Das Gesundheitssystem und die Pflegeausbildung nimmt ebenfalls Eckhard Geitz vom Bildungsinstitut im Gesundheitswesen (BiG) in Essen in den Blick. Sein Fokus liegt auf dem Betriebliches Integrationsmanagement, das nach seiner Auffassung eine zentrale Lücke in der Personalentwicklung und Weiterbildung in Pflegeberufen darstellt und entsprechend weiterentwickelt werden muss.

Clarissa Pascoe, Mattia Lisa Müller, Martin Frenz: Berufliche Fortbildung in Fachschulen – Durchlässig in das Hochschulsystem

In dem Beitrag von Clarissa Pascoe; Mattia Lisa Müller; Prof. Martin Frenz von der Technischen Hochschule Aachen wird der Frage nach der Gestaltung der Übergangsmöglichkeiten vom System beruflicher Bildung nachgegangen, speziell von der Fachschule für Technik in affine Studienprogramme des Hochschulsystems. Dafür wird zunächst die aktuelle rechtliche Situation beschrieben, bevor drei empirische Studien zur Durchlässigkeit die Perspektive der Fachschulen sowie die Sicht von Studierenden mit dem Abschluss staatlich geprüfter Techniker/staatlich geprüfte Technikerin aufgreifen.

Klaus Jenewein, Olga Zechiel: Reziproke Durchlässigkeit zwischen dem Fachschul- und Hochschulsystem – Handlungskonzept

Prof. Dr. Klaus Jenewein und Dr.-Olga Zechiel von der Otto-von-Guericke-Universität Magdeburg knüpfen in ihrem Beitrag an den vorhergehenden Beitrag von Clarissa Pascoe et al. an und nehmen das Verhältnis von akademischer und beruflicher Bildung auf dem DQR-Niveau 6 in den Blick. Neben der Verbesserung der reziproken Durchlässigkeit auf der DQR Stufe 6 werfen sie aber auch die Frage des Übergangs aus den Fachschulen für Technik in das berufliche und akademische Masterniveau (DQR 7) auf, die für die Attraktivität und Zukunftsfähigkeit beruflicher Bildung hoch bedeutsam ist.

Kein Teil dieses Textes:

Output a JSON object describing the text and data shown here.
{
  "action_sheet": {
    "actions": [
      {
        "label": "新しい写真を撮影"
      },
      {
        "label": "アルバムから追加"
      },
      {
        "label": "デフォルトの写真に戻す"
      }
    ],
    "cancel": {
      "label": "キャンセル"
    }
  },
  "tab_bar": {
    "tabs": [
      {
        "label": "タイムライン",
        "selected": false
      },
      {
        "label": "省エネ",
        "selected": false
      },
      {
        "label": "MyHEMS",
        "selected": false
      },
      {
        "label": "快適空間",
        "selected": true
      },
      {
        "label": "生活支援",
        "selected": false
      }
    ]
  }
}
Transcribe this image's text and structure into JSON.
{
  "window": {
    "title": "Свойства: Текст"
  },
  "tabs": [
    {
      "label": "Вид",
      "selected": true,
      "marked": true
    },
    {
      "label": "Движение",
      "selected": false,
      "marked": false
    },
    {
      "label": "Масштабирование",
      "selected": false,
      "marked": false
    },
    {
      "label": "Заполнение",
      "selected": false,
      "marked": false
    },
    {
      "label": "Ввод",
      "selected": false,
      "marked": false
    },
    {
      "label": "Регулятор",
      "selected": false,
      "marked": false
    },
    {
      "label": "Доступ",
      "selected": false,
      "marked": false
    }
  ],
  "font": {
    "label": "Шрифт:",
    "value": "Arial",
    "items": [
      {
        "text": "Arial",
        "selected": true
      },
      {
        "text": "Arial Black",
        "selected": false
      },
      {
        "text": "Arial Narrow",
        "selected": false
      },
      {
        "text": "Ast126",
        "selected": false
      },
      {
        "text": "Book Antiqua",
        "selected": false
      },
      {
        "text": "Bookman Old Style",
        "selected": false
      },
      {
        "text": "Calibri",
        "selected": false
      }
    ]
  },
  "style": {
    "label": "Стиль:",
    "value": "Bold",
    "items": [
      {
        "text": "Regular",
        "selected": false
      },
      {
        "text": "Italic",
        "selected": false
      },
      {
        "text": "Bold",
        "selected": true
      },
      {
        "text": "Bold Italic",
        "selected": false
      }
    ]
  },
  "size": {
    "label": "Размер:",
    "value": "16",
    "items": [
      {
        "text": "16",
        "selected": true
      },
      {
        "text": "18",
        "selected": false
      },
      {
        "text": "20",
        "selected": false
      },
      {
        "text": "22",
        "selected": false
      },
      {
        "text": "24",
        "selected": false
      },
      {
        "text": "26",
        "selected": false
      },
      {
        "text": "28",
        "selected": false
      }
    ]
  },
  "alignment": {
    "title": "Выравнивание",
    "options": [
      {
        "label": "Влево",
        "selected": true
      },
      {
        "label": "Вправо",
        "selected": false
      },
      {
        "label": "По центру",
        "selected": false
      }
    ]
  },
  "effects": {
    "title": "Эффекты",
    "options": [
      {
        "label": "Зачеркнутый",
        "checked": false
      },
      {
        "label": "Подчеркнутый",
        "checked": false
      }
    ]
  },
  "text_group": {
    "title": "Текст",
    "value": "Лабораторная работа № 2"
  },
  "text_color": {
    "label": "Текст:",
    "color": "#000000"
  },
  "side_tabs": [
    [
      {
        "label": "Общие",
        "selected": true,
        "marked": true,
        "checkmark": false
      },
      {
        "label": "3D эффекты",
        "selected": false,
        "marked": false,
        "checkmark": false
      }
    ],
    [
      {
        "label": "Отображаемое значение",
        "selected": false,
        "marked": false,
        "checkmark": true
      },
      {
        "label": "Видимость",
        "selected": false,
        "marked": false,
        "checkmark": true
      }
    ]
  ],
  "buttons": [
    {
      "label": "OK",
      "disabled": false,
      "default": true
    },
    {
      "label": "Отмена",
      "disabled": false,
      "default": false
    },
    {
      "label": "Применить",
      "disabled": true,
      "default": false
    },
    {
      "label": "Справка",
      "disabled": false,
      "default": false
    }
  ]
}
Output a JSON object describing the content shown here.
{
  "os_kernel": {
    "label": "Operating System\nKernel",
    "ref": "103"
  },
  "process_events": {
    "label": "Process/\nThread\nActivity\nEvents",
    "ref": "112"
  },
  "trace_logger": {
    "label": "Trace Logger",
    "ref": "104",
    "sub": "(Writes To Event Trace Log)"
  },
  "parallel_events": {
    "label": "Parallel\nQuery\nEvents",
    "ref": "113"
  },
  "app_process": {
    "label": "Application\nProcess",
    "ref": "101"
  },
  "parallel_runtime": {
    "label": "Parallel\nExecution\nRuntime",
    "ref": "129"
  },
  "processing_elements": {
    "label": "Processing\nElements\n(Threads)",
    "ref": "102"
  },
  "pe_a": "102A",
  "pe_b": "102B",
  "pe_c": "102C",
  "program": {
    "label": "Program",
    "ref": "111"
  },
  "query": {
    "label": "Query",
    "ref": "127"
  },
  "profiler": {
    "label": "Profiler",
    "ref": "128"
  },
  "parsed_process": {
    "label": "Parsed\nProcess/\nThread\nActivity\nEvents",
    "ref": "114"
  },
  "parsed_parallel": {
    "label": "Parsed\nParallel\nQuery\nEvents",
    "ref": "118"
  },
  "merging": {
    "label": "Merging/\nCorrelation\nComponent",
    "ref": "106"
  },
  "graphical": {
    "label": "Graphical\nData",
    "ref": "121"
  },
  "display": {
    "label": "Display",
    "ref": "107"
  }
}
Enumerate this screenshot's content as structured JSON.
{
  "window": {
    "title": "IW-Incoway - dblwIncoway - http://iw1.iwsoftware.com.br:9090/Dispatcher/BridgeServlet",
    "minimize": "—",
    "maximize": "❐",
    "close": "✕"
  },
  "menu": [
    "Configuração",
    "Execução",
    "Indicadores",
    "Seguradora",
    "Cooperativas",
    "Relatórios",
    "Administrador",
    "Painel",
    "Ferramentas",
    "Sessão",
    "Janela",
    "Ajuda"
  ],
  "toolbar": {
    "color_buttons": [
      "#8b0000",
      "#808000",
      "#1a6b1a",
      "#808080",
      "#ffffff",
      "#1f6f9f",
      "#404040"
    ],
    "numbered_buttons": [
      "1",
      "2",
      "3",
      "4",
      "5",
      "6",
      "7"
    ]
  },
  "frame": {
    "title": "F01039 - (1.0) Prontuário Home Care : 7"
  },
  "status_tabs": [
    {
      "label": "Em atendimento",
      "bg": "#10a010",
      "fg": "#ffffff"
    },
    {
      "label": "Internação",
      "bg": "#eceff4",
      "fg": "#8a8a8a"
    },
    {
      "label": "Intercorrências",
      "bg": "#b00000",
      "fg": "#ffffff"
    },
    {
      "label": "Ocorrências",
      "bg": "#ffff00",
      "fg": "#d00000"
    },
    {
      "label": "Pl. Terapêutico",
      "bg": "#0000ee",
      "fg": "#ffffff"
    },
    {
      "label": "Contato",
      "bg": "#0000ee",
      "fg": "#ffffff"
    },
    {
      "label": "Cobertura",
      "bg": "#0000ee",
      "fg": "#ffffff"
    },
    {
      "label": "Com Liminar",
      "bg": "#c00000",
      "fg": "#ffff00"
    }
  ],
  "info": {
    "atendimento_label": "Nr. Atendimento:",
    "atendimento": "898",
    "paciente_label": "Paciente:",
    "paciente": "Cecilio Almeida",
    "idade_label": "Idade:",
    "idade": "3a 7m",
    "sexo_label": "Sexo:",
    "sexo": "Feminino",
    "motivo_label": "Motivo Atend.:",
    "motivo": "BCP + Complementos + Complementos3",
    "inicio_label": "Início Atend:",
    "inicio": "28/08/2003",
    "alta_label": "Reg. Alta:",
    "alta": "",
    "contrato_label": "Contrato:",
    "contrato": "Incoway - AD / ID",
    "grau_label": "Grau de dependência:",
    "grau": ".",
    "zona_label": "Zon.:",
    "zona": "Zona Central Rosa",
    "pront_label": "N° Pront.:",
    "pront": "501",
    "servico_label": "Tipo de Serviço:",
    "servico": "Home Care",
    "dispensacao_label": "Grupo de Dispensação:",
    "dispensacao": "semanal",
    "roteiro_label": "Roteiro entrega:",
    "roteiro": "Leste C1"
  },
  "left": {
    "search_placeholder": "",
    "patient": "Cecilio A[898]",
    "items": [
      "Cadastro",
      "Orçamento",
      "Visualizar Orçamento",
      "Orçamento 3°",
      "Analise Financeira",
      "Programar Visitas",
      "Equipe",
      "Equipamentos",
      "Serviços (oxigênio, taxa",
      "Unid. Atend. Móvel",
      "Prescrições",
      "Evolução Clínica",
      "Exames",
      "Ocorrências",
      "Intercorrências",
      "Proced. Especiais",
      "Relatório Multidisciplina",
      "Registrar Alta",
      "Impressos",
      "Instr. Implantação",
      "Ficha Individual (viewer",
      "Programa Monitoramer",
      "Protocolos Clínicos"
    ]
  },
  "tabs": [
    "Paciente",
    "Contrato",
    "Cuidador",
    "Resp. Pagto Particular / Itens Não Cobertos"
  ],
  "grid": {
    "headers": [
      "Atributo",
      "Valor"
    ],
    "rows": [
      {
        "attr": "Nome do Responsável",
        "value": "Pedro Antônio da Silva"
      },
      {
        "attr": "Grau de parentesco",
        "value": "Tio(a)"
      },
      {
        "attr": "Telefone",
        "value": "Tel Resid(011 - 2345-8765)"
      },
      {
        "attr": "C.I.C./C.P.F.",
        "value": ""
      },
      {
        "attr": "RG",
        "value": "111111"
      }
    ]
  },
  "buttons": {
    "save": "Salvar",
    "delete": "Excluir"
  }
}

Jörg Kunkel: Die Qualifizierungsoffensive Chemie – Ein sozialpartnerschaftlicher Ansatz, aber kein Selbstläufer

In seinem Beitrag stellt Jörg Kunkel von der IGBCE dar, welche Schritte die Sozialpartner vereinbart und unternommen haben, um das lebensbegleitende Lernen in der chemisch-pharmazeutische Industrie zu befördern. Er weist in seinem Beitrag darauf hin, dass dies wichtige Schritte seien, es aber weiterhin Aufgabe der Gewerkschaften und ihrer Betriebsräte ist, das Zukunftsthema Weiterbildung im Fokus zu behalten.

Indira Dupuis: Zum höherqualifizierenden beruflichen Fortbildungsangebot in der Chemiebranche

Dr. Indira Dupuis von der Stiftung Arbeit und Umwelt der IG BCE knüpft mit ihrem Beitrag unmittelbar an den Beitrag von Jörg Kunkel an. Sie stellt das Konzept der höherqualifizierenden beruflichen Fortbildung in der chemischen Industrie dar. Durch dieses Konzept werden individuelle Karriereoptionen im Anschluss an eine Berufsausbildung ermöglicht, die auch das Ziel haben, die Attraktivität der beruflichen Bildung zu erhalten.